Business

Variety for sale

Variety, the venerable show-business trade paper, is on the block as owner Anglo-Dutch media and data giant Reed Elsevier retreats from its last remaining US title.

Mark Kelsey, CEO of Reed Business Information, announced plans to sell the 107-year-old title on Variety’s website yesterday. While insisting Variety remains the industry’s dominant news source, Kelsey said the company is more focused on its data services.

Once considered Hollywood’s bible, Variety has come under intense competition, in particular from online rivals such as The Wrap and Deadline Hollywood. Variety’s profits have taken a hit as well and there’s little doubt the trade is worth far less than the $100 million valuation that some sources put on it as recently as 2008.

It marks a dramatic reversal of fortunes.
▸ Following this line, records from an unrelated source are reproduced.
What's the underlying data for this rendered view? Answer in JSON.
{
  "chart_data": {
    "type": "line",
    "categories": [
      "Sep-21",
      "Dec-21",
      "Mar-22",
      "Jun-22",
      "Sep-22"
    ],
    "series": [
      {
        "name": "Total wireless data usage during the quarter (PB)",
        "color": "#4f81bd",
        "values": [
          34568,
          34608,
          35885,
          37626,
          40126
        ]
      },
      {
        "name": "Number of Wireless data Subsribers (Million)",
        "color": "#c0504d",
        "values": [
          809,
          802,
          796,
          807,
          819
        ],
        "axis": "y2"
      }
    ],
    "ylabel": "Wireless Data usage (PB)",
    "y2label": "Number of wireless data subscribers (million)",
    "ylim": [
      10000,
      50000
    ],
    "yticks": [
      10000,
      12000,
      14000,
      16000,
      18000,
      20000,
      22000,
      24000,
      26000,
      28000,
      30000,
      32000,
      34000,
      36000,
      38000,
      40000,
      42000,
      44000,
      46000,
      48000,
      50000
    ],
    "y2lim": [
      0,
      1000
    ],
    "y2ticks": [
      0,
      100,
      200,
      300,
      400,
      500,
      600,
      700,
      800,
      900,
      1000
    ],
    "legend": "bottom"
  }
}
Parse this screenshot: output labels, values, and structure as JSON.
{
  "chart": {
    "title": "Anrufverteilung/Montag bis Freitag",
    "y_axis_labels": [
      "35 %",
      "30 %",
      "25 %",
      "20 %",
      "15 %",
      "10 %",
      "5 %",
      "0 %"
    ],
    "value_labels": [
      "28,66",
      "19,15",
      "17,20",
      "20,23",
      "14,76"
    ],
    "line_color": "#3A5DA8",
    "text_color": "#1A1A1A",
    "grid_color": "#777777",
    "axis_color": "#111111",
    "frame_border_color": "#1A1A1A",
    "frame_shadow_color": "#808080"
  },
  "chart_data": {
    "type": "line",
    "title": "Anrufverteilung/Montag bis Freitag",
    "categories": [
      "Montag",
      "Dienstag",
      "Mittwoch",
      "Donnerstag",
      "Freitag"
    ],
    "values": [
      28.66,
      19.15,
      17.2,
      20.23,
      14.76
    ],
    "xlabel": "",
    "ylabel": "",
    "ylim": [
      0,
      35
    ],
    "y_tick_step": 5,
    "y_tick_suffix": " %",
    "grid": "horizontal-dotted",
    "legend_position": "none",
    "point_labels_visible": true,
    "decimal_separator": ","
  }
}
At one point, Reed International owned Boston-based Cahners Publications and battled tooth and nail with rival McGraw-Hill to be the biggest trade magazine publisher in the US.

When London-based Reed combined with Netherlands based Elsevier in the early 1990s, it finally eclipsed McGraw-Hill — but there was little time to enjoy its triumph as both giants shifted away from publishing and into profitable data services.

In 2008, Reed Elsevier tried to sell its entire trade portfolio for more than $2 billion just as the first cracks from the recession appeared, forcing it to cancel the sale.

Two years later, it conducted a small sale of some trade titles including Broadcasting & Cable, Multichannel News and Publishers Weekly but steadfastly resisted overtures to sell Variety.

Among those who wanted to buy it at the time was then Editor-in Chief Peter Bart, a respected Hollywood insider who retired two and a half years ago.

“I am happy to say, I am not in the middle of it this time,” said Bart when reached yesterday.

Executives at Prometheus Media, which bought The Hollywood Reporter and other trade titles from Nielsen for $70 million in 2009, would seem to have more interest in plotting their own exit strategy than expanding, at this point.

The Hollywood Reporter scrapped its daily and has seen digital traffic to THR surge to just under 5 million monthly unique visitors, while Variety trailed with just more than 600,000, according to comScore.

Reed Elsevier has been rapidly shifting gears as it moves away from ad-supported media and focuses on more data-supported businesses.

In the past week, it acquired Law 360, a database company to go with its Lexus/Nexus unit, and announced plans to sell its Australian magazines.

No investment banker has yet been hired to handle the Variety sale.

Reed Phillips at boutique investment bank DeSilva & Phillips said the field of potential suitors may be limited.

“You’ll probably have names like David Geffen circling around it, but will they pull the trigger? Probably not,” he said. Since a financial player bought rival THR, Phillips suggested it could happen again. A strategic buyer such as Jay Penske, who already owns Hollywoodlife.com, edited by Bonnie Fuller, and Deadline Hollywood, edited by Nikki Finke, might take a look.